Savings: $180 per annum at current prices.  4-5 tonnes of CO2 - about the same as taking a light use hybird car off the road or planing 23 trees.

Was it worth it?  

Definitely for guilt reduction.  On a financial basis alone it'll pay for itself in about 8 years, and then keep on giving for another 20 or so.  Money well spent.  And we also got to meet Stephen from Viabuild who introduced us to permaculture, so that was a big bonus.

Would we do it differently next time

If we were city and strapped for cash we'd go instantaneous gas every time, but for where we are it was definitely the right move.  We'd definitely do it again.

Here's the skinny on our system.

Heating and cooling

Most of our appliances are reasonably efficient, we've got low wattage lightbulbs in and turn off the big appliances at the wall.  The computers are laptops.  We got rid of the big inefficient clunky hotplates that take 2 hours to heat and and cool and replaced with an efficient convection system. With this out of the way we figured the bulk of our energy use comes from heating and cooling.

The Joneshack is a 108 year old weatherboard house, built in the days before insulation. Weatherboard houses are great because you can cool the place down quickly in summer when the evening breeze comes in, but they're also hard to live in on really hot and cold days.

Mrs Jones was keen to put her mark on the new place.  We opted for ceiling fans with lights in them - they are stylish and functional, and besides, have you been able to find a tasteful light fitting anywhere that looks good with compact fluros?  The fans are great to avoid having to use the aircon, and the bright lights come in handy when the energy efficient floor lamps aren't bright enough.

We planted a nice deciduous tree in front of the main north facing windows to allow heat and light in during winter and keep it out in summer, and have trees shading the west side of the house to keep the hot afternoon sun out.  Deciduous fruit trees are growing in front of the east facing windows to deal with summer morning sun.  These will take some time but will be wonderful when established.

We moved in just before winter and were struck by how cold the house got compared to our previous place in Newtown.  There was no heating in the house - the previous owners had used fan heaters in every room, which means their power consumption must have been astronomical.
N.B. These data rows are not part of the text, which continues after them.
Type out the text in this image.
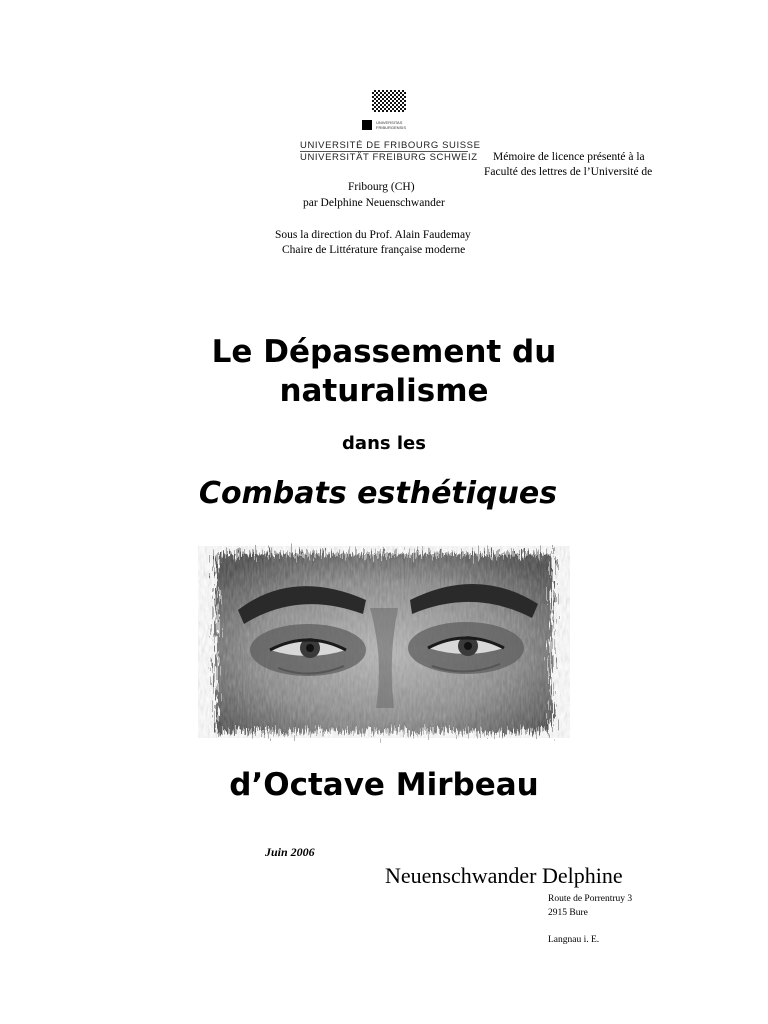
UNIVERSITAS
FRIBURGENSIS
UNIVERSITÉ DE FRIBOURG SUISSE
UNIVERSITÄT FREIBURG SCHWEIZ Mémoire de licence présenté à la
Faculté des lettres de l’Université de
Fribourg (CH)
par Delphine Neuenschwander
Sous la direction du Prof. Alain Faudemay
Chaire de Littérature française moderne
Le Dépassement du
naturalisme
dans les
Combats esthétiques
d’Octave Mirbeau
Juin 2006
Neuenschwander Delphine
Route de Porrentruy 3
2915 Bure
Langnau i. E.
This could not stand.  The Jones do not abide.

We looked at the various options, and decided that reverse cycle induction airconditioning was going to be the most cost effective option for heating and cooling.  As crazy as it sounds, induction systems can be highly efficient for heating because they extract heat from outside rather than having to create it from scratch.  Similarly they transfer heat outside of the house when in cooling mode and it means only shelling out cash once instead of having to buy a heater as well as a cooler.

In the short term while we were understanding how the house works, it meant we could turn the portable heaters off, saving a small fortune and oodles of CO2, and put the hot water bottles away and stop watching the steam coming off our breath while indoors.
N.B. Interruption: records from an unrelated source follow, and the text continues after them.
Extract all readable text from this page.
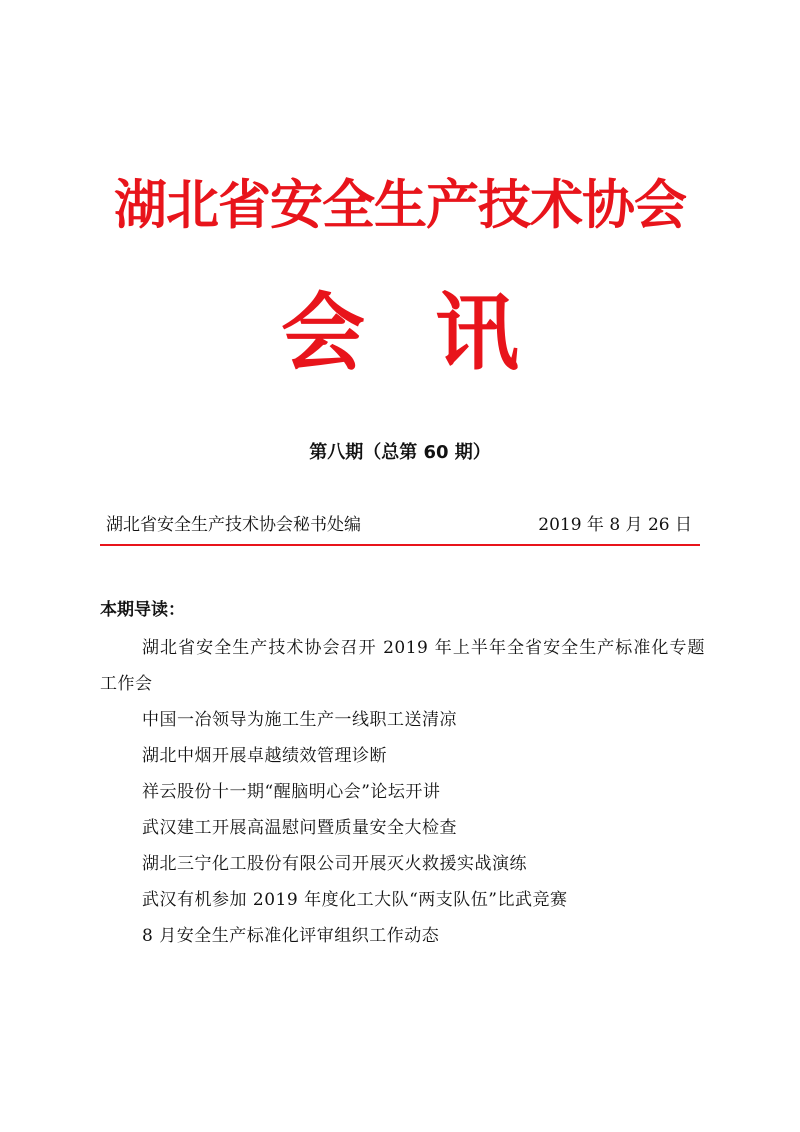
湖北省安全生产技术协会
会 讯
第八期（总第 60 期）
湖北省安全生产技术协会秘书处编	2019 年 8 月 26 日
本期导读：
湖北省安全生产技术协会召开 2019 年上半年全省安全生产标准化专题工作会
中国一冶领导为施工生产一线职工送清凉
湖北中烟开展卓越绩效管理诊断
祥云股份十一期“醒脑明心会”论坛开讲
武汉建工开展高温慰问暨质量安全大检查
湖北三宁化工股份有限公司开展灭火救援实战演练
武汉有机参加 2019 年度化工大队“两支队伍”比武竞赛
8 月安全生产标准化评审组织工作动态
But it still wasn't working.  We figured we must be losing heat out of the windows and doors.  So we sealed the doors, and put in some air tight window covers (we opted for wooden shutters, they have better thermal performance and for 50% more than the price of blinds, they look a lot better and last a lot longer).

Still no good.  We turned the laundry into an airlock so the dog can get in and out without a draft.

Still no good.  We got someone around to give us a quote of underfloor insulation, which is where we figured the last 15% might be, and it turned out that there was no insulation in the ceiling. We'd squandered our rebates on the hot water service, but for under $1000 we were able to get the Battman to do our roof with R4.0 pink batts.  Superb job, and what a difference that made.

Months later, it's still wasn't quite working out.  We'd been unable to find anyone to supply or install underfloor insulation and with our uneven joists and bearers, everything was a strange size and not square. We finally sourced and installed some Foilboard underfloor insulation in a few of the rooms and the difference was noticeable immediately in the rooms we'd done.  It's an awkward job, but pretty easy once we got the hang of it and one we should have got to earlier.  The guides say that there's only 15% energy efficiency to be picked up in insulating floors, but for us it feels like a lot more.

Was it worth it?  

Mrs Jones says definitely, she doesn't like extreme heat or cold much.  Mr Jones doesn't cope with humidity so he's happy too.  The reality is without the inverters, and insulation the place would have been unbearable during the winter and in the heatwave during the last few days.

Since installing all the kit, Mr and Mrs Jones are both spending nearly twice as much time at home and our power bills have remained more or less flat even when they should have jumped significantly.  The fact that someone is at home nearly all the time and we're still tracking below average household power use, even without gas is a pretty good outcome.

All up we've spent about $5,000.  It's hard to work out what our power bills might be without all the kit, but if we say an extra 10% on our bills, that's about $150-200 per annum, so about the same result as the hot water system, so about the same bang for buck ignoring rebates.

Would we do it differently next time

Your insulation is only as good as your biggest gap. In our case we learned this the hard way. We spent time looking for gaps, only to miss big ones. If you're going to do insulation, particularly in a weatherboard house, don't do it a bit at a time, do the lot at once.  Also if you've got an attic, don't overlook this, it needs to also be insulated, including the floor and roof cavity.

If we were a bit more confident we would have put a wood stove and bricked around it.  This would have given more thermal mass to maintain the temperature in the house rather than just heating or cooling the air, and the stove could cook, heat the house and give the hot water system a boost in winter.  

We'd probably spend the extra and get an induction cooktop instead of a ceramic one.


We pretty much did a lot of the text book things to our house, and they all seem to work, but have taken us time to get right.  We'd agree with the text books though:

1. Change to solar hot water, or instantaneous gas if its an option and you're short of cash.
2. Deciduous trees as first option around the house to deal with the summer heat while allowing winter sun in - they're the cheapest option.  If we were to do it again, we'd spend more and get more established trees.
3. Get as much thermal mass into the centre of your house as you can (which we didn't do), and have as little thermal mass around the outside of your house as you can (check).
4. Insulate the house well (in progress)
5. Efficient heating and cooling solutions.

This should give you the biggest bang for buck while you're also tinkering around the edges.

One of the best resources we've found is the Your Home Technical Manual and the fact sheets are available free online.  We found it invaluable, to the point that we could talk rings around the Green Home assessors.  We'd suggest having a really good look at it.  It's clear, simple and very very useful.

The Joneses
Be the Joneses you want to see in the world

1 comment:

  1. We can't begin to explain how helpful writing this article proved to be for us.

    You see it got us thinking.

    We'd spent a lot of time and money on things which were supposed to save us time and money, but our electricity bills weren't going down.

    On further investigation - our hot water system hadn't been installed properly, and the laws of physics were working against us. In short, our system was themo-siphoning which basically meant that all the free heat gained during the day was being lost at night. Even worse, we think it had been set up so that off peak power was being used to effectively heat the sky!

    The moral of the story - check your power bills regularly, and if they don't make sense, investigate and do so early. Don't assume that just because your hot water gauges say all the right things that you're saving electricity. The electricity meter is the one to watch.

    The good news is its now all fixed. Our electricity consumption and C02 profile have dropped significantly since writing this article, which is great.